MANUSIA DAN MONYET SAMA SAJA

Detik Nusa
Opini Rudi Fofid-Ambon 

Kalau kau mati,  semua orang yang kau kasihi, tidak akan mencium, menjilat, atau mengigit sekujur tubuhmu.  Mereka akan membawamu ke kesunyian.  Tubuhmu akan diserahkan kepada semut, cacing, belatung, bakteri, dan segenap jazad renik. Merekalah yang mempunyai tugas pokok dan fungsi menjilat tubuhmu dengan nikmat sampai ludes.

Sang pengurai itu tidak punya rasa.  Makanya dia tidak sayang  wajah cantik dan tubuh sintal.  Dia tidak kagum  sosok tampan dan sixpack,  pesek, macung,  gendut, kerempeng,  hitam, putih, kuning, berbulu, gundul.  Vagina hilang bentuk, penis tiada lagi arti.  Kiamat memanjat tubuhmu.  Sioh, sayang dilale, jangan sedih.

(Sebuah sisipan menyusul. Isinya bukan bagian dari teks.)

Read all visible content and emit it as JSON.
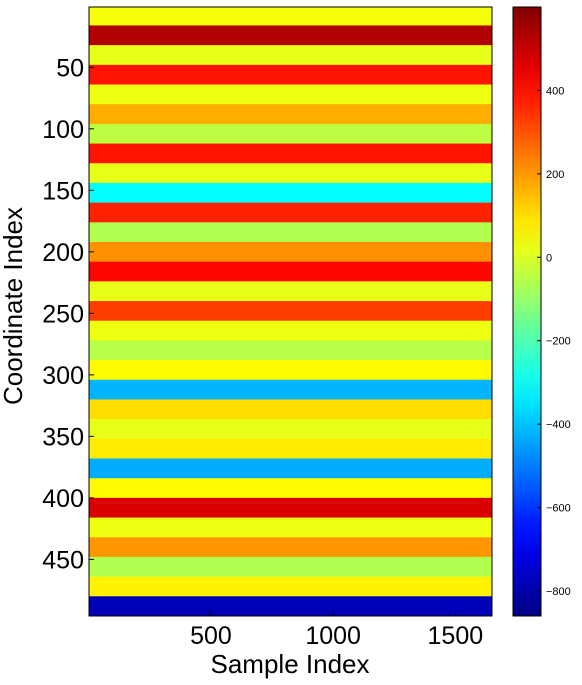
{
  "chart_data": {
    "type": "heatmap",
    "title": "",
    "xlabel": "Sample Index",
    "ylabel": "Coordinate Index",
    "xlim": [
      1,
      1650
    ],
    "ylim": [
      1,
      496
    ],
    "x_ticks": [
      500,
      1000,
      1500
    ],
    "y_ticks": [
      50,
      100,
      150,
      200,
      250,
      300,
      350,
      400,
      450
    ],
    "y_direction": "reversed",
    "colormap": "jet",
    "colorbar": {
      "range": [
        -860,
        600
      ],
      "ticks": [
        400,
        200,
        0,
        -200,
        -400,
        -600,
        -800
      ],
      "tick_labels": [
        "400",
        "200",
        "0",
        "−200",
        "−400",
        "−600",
        "−800"
      ]
    },
    "rows": [
      {
        "y_start": 1,
        "y_end": 16,
        "value": 40
      },
      {
        "y_start": 16,
        "y_end": 32,
        "value": 530
      },
      {
        "y_start": 32,
        "y_end": 48,
        "value": 20
      },
      {
        "y_start": 48,
        "y_end": 64,
        "value": 390
      },
      {
        "y_start": 64,
        "y_end": 80,
        "value": 30
      },
      {
        "y_start": 80,
        "y_end": 96,
        "value": 170
      },
      {
        "y_start": 96,
        "y_end": 112,
        "value": -40
      },
      {
        "y_start": 112,
        "y_end": 128,
        "value": 390
      },
      {
        "y_start": 128,
        "y_end": 144,
        "value": 20
      },
      {
        "y_start": 144,
        "y_end": 160,
        "value": -310
      },
      {
        "y_start": 160,
        "y_end": 176,
        "value": 370
      },
      {
        "y_start": 176,
        "y_end": 192,
        "value": -60
      },
      {
        "y_start": 192,
        "y_end": 208,
        "value": 210
      },
      {
        "y_start": 208,
        "y_end": 224,
        "value": 410
      },
      {
        "y_start": 224,
        "y_end": 240,
        "value": 20
      },
      {
        "y_start": 240,
        "y_end": 256,
        "value": 330
      },
      {
        "y_start": 256,
        "y_end": 272,
        "value": 30
      },
      {
        "y_start": 272,
        "y_end": 288,
        "value": -50
      },
      {
        "y_start": 288,
        "y_end": 304,
        "value": 60
      },
      {
        "y_start": 304,
        "y_end": 320,
        "value": -420
      },
      {
        "y_start": 320,
        "y_end": 336,
        "value": 100
      },
      {
        "y_start": 336,
        "y_end": 352,
        "value": 20
      },
      {
        "y_start": 352,
        "y_end": 368,
        "value": 80
      },
      {
        "y_start": 368,
        "y_end": 384,
        "value": -430
      },
      {
        "y_start": 384,
        "y_end": 400,
        "value": 60
      },
      {
        "y_start": 400,
        "y_end": 416,
        "value": 470
      },
      {
        "y_start": 416,
        "y_end": 432,
        "value": 30
      },
      {
        "y_start": 432,
        "y_end": 448,
        "value": 200
      },
      {
        "y_start": 448,
        "y_end": 464,
        "value": -60
      },
      {
        "y_start": 464,
        "y_end": 480,
        "value": 70
      },
      {
        "y_start": 480,
        "y_end": 496,
        "value": -780
      }
    ]
  },
  "colors": {
    "axis": "#000000",
    "background": "#ffffff"
  }
}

Tubuh akan menjelma menjadi tanah.  Tanah tetap berguna.

Apakah dirimu punya kesudian mengambil alih tupoksi para pengurai jenazah? 

Di rimba raya sana, para perambah hutan yang rakus cuma sanggup babat pohon bikin rusak hutan, tetapi malas menanam kembali.  Maukah dirimu meninggalkan nyaman hidup lantas pergi  ke dalam hutan?  Sanggupkah dirimu hidup di rimba sambil menanam biji-bijian agar hutan tetap perawan?

Sekalipun kau makhluk mulia, atau merasa paling mulia di antara semua ciptaan Tuhan, tentu dirimu tidak sanggup mengambil alih tugas membusukkan jenazah di dalam kubur.  Kaupun tidak sanggup menjadi pemeran penganti hewan-hewan penyebar biji-bijian hutan agar tumbuh menjadi individu baru.  Di rimba sana, ada yakis, monyet, beruk, lutung, kera, siamang, orang utan. Mereka pemakan buah yang rajin menebar biji-bijian ke mana-mana sehingga aneka pohon tetap lestari.

Dalam kesadaran iman, manusia percaya diri bahwa merekalah yang termulia dan sempurna.  Boleh saja meyakini semua itu namun tidak serta-merta membuat manusia berhak arogan, rakus, dan brutal terhadap lingkungan.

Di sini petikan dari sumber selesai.